What sets us apart from legacy PAM products is that they require a lot of discovery, analysis, and configuration work upfront. It often takes months and even years to fully deploy legacy PAM solutions. In our case, none of that is relevant. We make the discovery automatically, provide the insights, visualizations, analytics, and place systems in protection mode, guiding customers to get rapid value out of our product.
Q8: Based on your experience and handling different scenarios, what seem to be some critical points and vulnerabilities that businesses most commonly suffer from?
Multi-factor authentication validates the user and does a decent job of protecting credentials. However, what’s missing is the next step of protection. Should the person granted access have 24/7 access to systems that they don’t need to use continuously? Once the system authenticates the identity, there often is no control or authorization, and that’s a large blind spot for organizations.
This is one of the most common causes of cyberattacks; hackers obtain credentials and are given 24/7 access to them. An example of this is the Okta hack that occurred in March. The cybercrime group Lapsus$ gained access to Okta’s administrative accounts. It later moved to compromise additional systems and gain control of the ‘crown jewels’, which posed risks to Okta’s systems and their customers and supply chain. This incident, along with many others, followed the pattern of compromised credentials, giving hackers a free for all to an organization’s information once they’re in a system.

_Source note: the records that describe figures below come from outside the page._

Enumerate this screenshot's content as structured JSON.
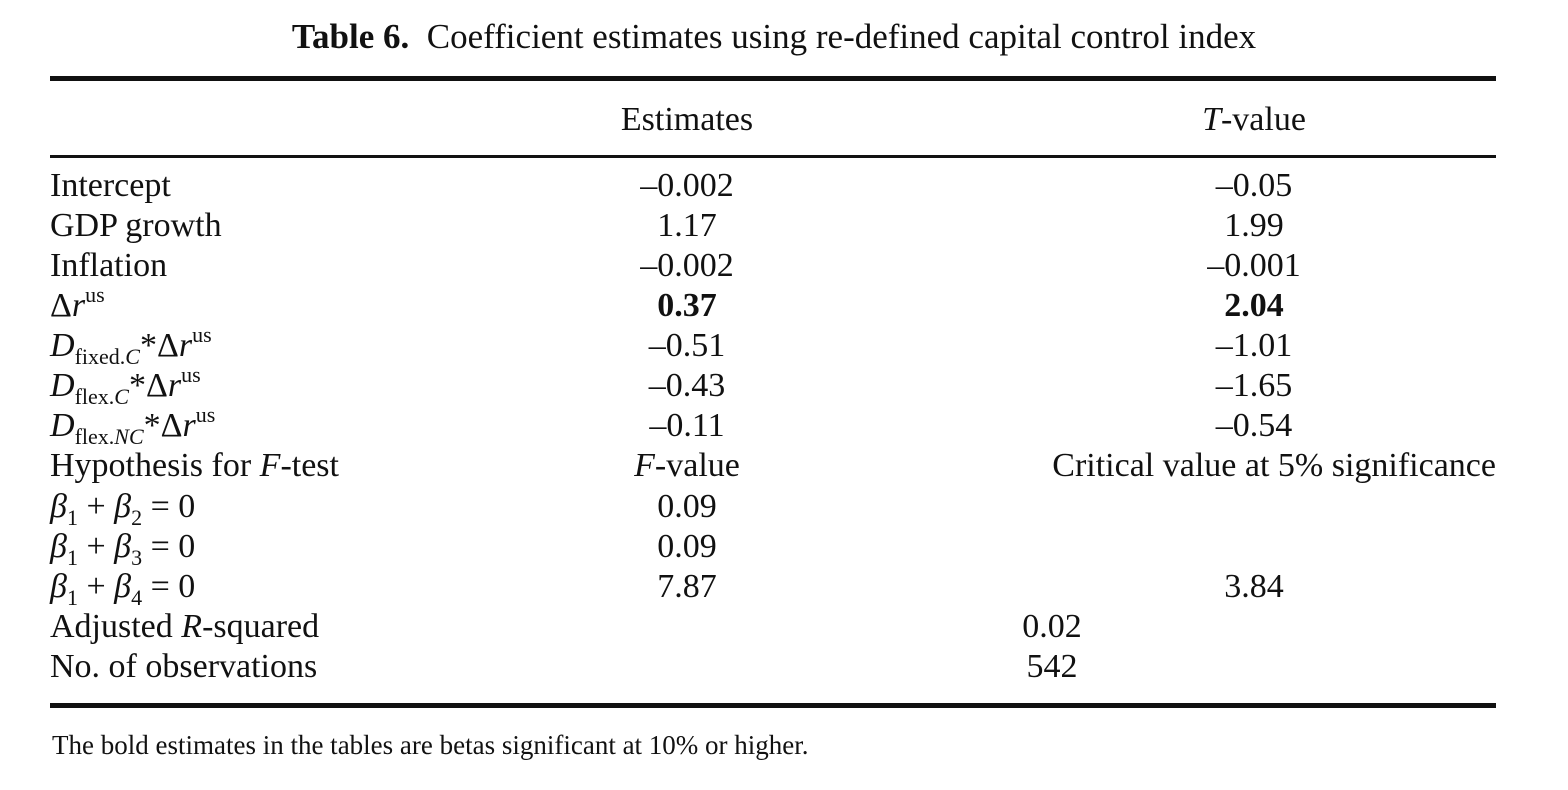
{
  "caption": {
    "label": "Table 6.",
    "text": "Coefficient estimates using re-defined capital control index"
  },
  "header": {
    "col1": "Estimates",
    "col2_italic": "T",
    "col2_rest": "-value"
  },
  "rows": [
    {
      "label": "Intercept",
      "est": "–0.002",
      "t": "–0.05"
    },
    {
      "label": "GDP growth",
      "est": "1.17",
      "t": "1.99"
    },
    {
      "label": "Inflation",
      "est": "–0.002",
      "t": "–0.001"
    },
    {
      "label_delta": "Δ",
      "label_r": "r",
      "label_sup": "us",
      "est": "0.37",
      "t": "2.04"
    },
    {
      "label_D": "D",
      "label_sub": "fixed.",
      "label_sub_it": "C",
      "label_mid": "*Δ",
      "label_r": "r",
      "label_sup": "us",
      "est": "–0.51",
      "t": "–1.01"
    },
    {
      "label_D": "D",
      "label_sub": "flex.",
      "label_sub_it": "C",
      "label_mid": "*Δ",
      "label_r": "r",
      "label_sup": "us",
      "est": "–0.43",
      "t": "–1.65"
    },
    {
      "label_D": "D",
      "label_sub": "flex.",
      "label_sub_it": "NC",
      "label_mid": "*Δ",
      "label_r": "r",
      "label_sup": "us",
      "est": "–0.11",
      "t": "–0.54"
    }
  ],
  "ftest_header": {
    "label_pre": "Hypothesis for ",
    "label_it": "F",
    "label_post": "-test",
    "col1_it": "F",
    "col1_rest": "-value",
    "col2": "Critical value at 5% significance"
  },
  "hypotheses": [
    {
      "b1": "β",
      "s1": "1",
      "op": " + ",
      "b2": "β",
      "s2": "2",
      "eq": " = 0",
      "f": "0.09",
      "crit": ""
    },
    {
      "b1": "β",
      "s1": "1",
      "op": " + ",
      "b2": "β",
      "s2": "3",
      "eq": " = 0",
      "f": "0.09",
      "crit": ""
    },
    {
      "b1": "β",
      "s1": "1",
      "op": " + ",
      "b2": "β",
      "s2": "4",
      "eq": " = 0",
      "f": "7.87",
      "crit": "3.84"
    }
  ],
  "stats": {
    "adj_label_pre": "Adjusted ",
    "adj_label_it": "R",
    "adj_label_post": "-squared",
    "adj_value": "0.02",
    "obs_label": "No. of observations",
    "obs_value": "542"
  },
  "footnote": "The bold estimates in the tables are betas significant at 10% or higher."
}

Protecting organizations from these attacks is as easy as establishing a proper privileged access management program. Still, it requires a methodical approach: even after discovering and vaulting the most coveted accounts, it is essential to look at standing privileges across the estate. As headlines continually show us, managing your standing privileges is one of the most critical and effective methods to prevent lateral movement and halt most incidents. The longer you wait to address it – the greater your chances of becoming a headline.
What advice would you give to different companies regarding endpoint security? Would securing endpoints be the future of cybersecurity?
Endpoint security has gained much importance lately, particularly with EDR, endpoint detection response and XDR. It has become a buzzword and is a solution that all organizations are looking to implement if they haven’t done so already. However, it’s also important to recognize that the EDR/ZDR solutions are backwards-looking: meaning that for them to work, a threat has to occur or an attack is progressing, which these EDR/XDR solutions may first detect and then stop. So, it does not prevent an attack; it stops it from moving forward or worsening its impact.
There is no one size fits all solution that can 100% prevent the incidents we see – something is bound to get in. The attacks we see today are a testament to that. Looking ahead, the future of cybersecurity will look further upstream from a protection perspective and ask how we stop lateral movement instead of acting after the fact.
Since we see the trend of the moment, the – Zero Standing Privilege, what are your thoughts on this new security strategy? What benefits might come from it?
As we touched on earlier, the idea that authenticated individuals have 24/7 access to privilege sprawl is a hacker’s ‘field day.’ The only way to prevent a hacker is to take all the privileges away. To do these, zero standing privileges need to be implemented.
ZSP states that there should be no 24/7 access available to anybody in the organization. When Remediant SecureONE is protecting systems with ZSP and JITA, our customers find that even the red teams express frustration that they cannot complete their tasks and confirm that the environment is very well protected from privilege escalation and lateral movement. It is fundamental to solid security, and zero-standing privilege is the best way to get there.